Council member Brooke Pinto moved the Residential Tranquility Amendment Act of 2025 (Bill 26‑189), a measure narrow in scope that targets use of amplified sound to harass residents in residential neighborhoods during restricted hours.
Council member Mary Nadeau offered an amendment requiring enforcement to follow First Amendment dispersal procedures — specifically an order to disperse with warnings before arrests. Pinto and others noted dispersal procedures already exist in Title 5 (the First Amendment dispersal code), and Pinto argued the proposed amendment would be duplicative and, as drafted, less protective than existing law. Nadeau said the amendment added clarity and assurance to the public and implementers. The amendment failed on a voice vote that members later acknowledged should have been recorded; the chair ruled reconsideration out of order. The Committee nonetheless approved the bill as amended (voice vote) and later approved an emergency declaration and emergency amendment to avoid a gap while the permanent bill proceeds.

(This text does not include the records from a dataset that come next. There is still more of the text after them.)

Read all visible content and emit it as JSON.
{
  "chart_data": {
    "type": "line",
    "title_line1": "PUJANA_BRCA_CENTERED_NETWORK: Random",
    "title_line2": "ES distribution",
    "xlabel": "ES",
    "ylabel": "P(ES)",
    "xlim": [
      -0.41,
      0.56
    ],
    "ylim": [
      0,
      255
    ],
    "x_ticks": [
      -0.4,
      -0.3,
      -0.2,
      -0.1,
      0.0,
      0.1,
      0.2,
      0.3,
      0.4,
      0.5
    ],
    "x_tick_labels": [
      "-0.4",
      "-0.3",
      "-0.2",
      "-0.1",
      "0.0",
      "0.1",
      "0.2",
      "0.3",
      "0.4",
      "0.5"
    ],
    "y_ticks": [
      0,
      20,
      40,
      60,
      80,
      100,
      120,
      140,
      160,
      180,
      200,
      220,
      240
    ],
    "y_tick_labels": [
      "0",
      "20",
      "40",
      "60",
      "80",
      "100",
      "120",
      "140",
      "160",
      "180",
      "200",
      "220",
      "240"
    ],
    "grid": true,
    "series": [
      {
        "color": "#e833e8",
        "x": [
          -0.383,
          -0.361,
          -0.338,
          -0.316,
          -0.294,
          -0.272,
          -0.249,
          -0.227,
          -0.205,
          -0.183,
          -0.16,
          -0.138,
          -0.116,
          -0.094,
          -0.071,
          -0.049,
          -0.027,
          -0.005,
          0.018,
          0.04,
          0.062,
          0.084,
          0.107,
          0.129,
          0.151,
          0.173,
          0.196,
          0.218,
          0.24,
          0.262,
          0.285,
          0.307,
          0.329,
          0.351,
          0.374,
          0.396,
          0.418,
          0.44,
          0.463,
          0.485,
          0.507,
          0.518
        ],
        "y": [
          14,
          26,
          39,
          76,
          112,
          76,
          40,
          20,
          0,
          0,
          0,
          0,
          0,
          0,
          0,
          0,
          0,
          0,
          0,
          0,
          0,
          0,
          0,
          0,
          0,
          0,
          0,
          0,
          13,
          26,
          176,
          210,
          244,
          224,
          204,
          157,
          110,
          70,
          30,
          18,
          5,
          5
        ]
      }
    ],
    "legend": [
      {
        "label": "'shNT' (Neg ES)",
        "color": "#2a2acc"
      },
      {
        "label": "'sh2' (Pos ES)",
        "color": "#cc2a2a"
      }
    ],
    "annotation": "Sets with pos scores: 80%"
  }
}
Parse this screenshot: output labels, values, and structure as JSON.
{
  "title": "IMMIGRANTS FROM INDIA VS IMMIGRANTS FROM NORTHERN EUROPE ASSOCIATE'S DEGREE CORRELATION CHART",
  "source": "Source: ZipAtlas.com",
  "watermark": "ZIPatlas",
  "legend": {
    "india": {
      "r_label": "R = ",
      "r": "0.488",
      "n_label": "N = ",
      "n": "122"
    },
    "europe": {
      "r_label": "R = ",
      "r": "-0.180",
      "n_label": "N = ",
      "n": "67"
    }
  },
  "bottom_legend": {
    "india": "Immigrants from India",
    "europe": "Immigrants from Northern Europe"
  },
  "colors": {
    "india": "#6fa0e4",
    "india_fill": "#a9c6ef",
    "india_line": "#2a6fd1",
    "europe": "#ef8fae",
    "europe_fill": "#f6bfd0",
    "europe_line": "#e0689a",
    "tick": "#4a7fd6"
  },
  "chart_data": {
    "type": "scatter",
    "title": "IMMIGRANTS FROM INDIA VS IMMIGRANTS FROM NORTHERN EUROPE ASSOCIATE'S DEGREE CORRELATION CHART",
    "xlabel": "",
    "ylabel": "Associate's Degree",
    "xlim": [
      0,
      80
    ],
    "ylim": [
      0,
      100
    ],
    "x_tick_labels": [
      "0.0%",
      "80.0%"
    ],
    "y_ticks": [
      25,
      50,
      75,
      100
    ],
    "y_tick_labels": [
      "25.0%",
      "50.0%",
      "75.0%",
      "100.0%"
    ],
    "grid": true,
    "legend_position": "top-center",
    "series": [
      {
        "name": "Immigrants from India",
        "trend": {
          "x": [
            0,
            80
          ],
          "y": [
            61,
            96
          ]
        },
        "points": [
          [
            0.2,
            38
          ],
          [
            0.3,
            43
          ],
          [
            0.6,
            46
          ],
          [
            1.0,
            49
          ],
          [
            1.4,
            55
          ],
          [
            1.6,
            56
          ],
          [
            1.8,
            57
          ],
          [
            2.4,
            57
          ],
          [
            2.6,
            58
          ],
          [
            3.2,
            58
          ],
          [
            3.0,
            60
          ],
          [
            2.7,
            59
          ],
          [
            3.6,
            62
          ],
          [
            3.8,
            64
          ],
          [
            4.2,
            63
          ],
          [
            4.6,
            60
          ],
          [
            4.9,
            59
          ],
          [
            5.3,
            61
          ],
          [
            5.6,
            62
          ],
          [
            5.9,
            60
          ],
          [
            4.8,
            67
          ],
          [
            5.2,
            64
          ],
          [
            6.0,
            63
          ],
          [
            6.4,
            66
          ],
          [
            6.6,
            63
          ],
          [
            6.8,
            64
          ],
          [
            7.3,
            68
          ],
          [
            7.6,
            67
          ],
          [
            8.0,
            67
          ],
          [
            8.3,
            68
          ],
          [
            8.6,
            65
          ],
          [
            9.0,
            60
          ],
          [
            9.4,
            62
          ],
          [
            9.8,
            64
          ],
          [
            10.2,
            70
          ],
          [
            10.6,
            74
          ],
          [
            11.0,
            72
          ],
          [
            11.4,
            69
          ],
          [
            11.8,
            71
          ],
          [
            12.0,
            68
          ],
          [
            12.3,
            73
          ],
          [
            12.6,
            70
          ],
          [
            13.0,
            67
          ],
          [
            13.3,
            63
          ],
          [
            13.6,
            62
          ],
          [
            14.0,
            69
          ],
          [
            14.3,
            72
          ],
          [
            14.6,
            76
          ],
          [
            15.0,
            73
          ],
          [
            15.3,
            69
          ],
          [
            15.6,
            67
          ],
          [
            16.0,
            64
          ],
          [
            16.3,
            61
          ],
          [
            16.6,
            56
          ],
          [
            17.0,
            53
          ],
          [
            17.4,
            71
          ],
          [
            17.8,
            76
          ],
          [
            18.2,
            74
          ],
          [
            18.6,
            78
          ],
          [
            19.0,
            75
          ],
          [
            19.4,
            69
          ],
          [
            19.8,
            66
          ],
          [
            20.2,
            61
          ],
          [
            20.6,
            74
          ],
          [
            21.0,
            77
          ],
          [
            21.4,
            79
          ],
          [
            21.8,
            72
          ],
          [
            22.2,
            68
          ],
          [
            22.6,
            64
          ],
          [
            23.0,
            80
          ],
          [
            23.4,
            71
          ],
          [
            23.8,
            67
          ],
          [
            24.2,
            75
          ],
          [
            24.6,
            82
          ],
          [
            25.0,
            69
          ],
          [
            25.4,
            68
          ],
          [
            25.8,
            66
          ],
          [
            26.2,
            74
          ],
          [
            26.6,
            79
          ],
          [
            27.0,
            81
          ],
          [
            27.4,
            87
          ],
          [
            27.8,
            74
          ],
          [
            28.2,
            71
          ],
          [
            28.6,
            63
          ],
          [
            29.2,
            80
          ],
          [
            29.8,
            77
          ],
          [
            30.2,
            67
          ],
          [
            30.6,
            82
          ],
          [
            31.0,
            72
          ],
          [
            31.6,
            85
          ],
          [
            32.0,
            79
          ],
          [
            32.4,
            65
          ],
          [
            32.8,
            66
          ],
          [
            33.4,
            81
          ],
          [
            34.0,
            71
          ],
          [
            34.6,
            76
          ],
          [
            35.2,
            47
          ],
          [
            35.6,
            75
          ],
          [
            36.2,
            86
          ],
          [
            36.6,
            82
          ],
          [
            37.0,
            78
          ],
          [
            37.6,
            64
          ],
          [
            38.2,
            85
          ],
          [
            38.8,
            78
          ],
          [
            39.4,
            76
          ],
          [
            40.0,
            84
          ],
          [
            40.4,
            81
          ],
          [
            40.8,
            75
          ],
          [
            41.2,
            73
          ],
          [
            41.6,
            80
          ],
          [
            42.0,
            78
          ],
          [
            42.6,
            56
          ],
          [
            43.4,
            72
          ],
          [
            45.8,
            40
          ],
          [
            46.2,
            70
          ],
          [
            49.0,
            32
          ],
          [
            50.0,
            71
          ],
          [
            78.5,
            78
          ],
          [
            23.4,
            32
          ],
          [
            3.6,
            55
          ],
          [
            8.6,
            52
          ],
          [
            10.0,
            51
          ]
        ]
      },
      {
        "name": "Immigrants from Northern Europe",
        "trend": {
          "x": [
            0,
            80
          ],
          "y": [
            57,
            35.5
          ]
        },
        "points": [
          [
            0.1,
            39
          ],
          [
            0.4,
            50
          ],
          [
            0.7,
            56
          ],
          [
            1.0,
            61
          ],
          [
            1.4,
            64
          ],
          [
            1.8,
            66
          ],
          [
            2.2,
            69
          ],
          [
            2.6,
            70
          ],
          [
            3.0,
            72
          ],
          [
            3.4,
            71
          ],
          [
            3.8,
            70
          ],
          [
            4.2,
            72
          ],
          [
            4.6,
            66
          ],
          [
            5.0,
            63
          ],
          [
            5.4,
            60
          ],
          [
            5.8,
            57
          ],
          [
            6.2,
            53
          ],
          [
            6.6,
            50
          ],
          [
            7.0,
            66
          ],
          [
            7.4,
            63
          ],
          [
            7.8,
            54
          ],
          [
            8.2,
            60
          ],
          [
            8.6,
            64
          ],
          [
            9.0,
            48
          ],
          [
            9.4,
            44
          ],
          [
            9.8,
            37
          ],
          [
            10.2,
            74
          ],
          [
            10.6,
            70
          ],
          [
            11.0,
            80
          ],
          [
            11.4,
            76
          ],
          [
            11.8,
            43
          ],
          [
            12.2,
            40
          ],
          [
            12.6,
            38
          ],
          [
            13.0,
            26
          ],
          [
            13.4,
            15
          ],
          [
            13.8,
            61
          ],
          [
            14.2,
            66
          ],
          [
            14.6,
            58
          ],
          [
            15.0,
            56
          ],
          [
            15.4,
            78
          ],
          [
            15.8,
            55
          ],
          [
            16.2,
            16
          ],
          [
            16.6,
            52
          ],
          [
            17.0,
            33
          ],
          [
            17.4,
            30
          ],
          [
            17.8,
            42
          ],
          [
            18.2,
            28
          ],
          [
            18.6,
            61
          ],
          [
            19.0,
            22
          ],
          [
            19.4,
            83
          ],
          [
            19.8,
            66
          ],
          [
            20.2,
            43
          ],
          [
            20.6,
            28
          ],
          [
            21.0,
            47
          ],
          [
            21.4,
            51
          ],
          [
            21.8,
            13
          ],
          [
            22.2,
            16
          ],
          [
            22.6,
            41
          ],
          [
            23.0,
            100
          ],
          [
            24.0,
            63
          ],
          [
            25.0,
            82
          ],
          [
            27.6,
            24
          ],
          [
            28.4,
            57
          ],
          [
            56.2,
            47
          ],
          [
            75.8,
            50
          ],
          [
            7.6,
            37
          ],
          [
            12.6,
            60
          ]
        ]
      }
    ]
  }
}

Council members who supported the bill said it addresses instances where activists set up high‑volume amplification aimed at private residences (the Kalorama example was cited) and that the measure applies only to amplified sound targeted at residences during certain hours, not to ordinary protest activity. Opponents cautioned about First Amendment implications and urged reliance on existing law and MPD resources. The Committee moved both the permanent and emergency versions to the legislative agenda.